Геня: Великолепно! Из этого вытекает, что на субъективном уровне становится чрезвычайно полезным занятие вещами, не требующими никакой рефлексии — ни личной, ни исторической. Занимайся атомной физикой, или физикой твердого тела, или радиоволнами (Геня, как и я, блестяще завалил физику в школе). Ты будешь жить в чудесном маленьком домике или в чудной городской квартире, играть в теннис и кататься по Подмосковью на своей машине с женами твоих коллег — это у них так заведено, я знаю. Ты забудешь о своем Страхе, и те же самые агенты, которые за тобой следят, будут тебя прилежно охранять — как сокровище общесоюзного значения.
Андрей: Это — тоже неважно. В познании — как и в любви — не может быть замены одного субъекта другим. Тот, кто не знает, все равно будет не-знать, сиди он на чердаке с Кантом на коленях или на академической даче на Николиной Горе.

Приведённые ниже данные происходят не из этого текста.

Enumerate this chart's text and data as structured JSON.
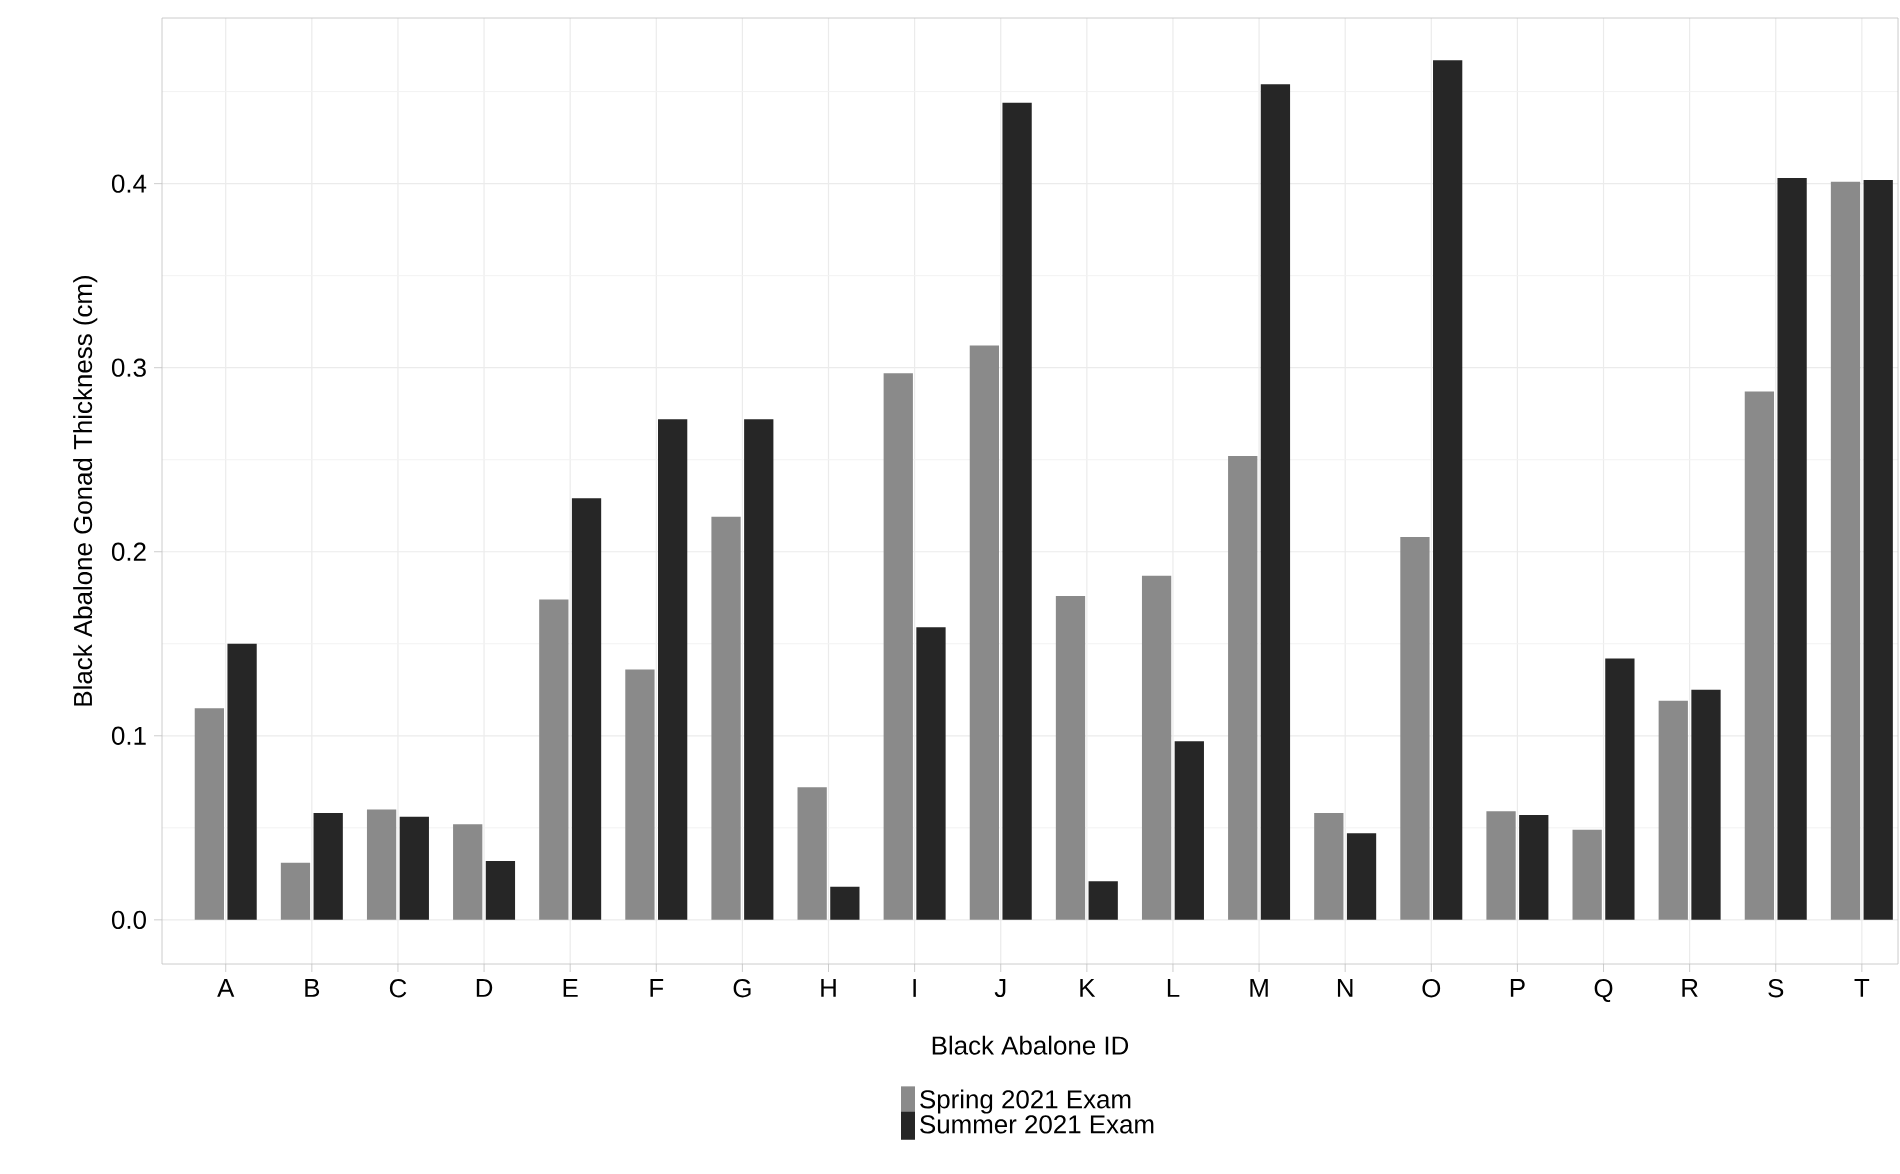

Я: Послушай, а почему некогда, в Древней Индии (о которой я тогда имел еще более приблизительное представление, чем сейчас), такая замена субъекта теоретически допускалась? Я думаю, что там почти не имело значения, кто что знал. Гораздо важнее было, что он (кто угодно!) узнал. Я отказываюсь объяснить это важнейшее различие между нами и древними индийцами тем, что за нами следили, а за ними — нет.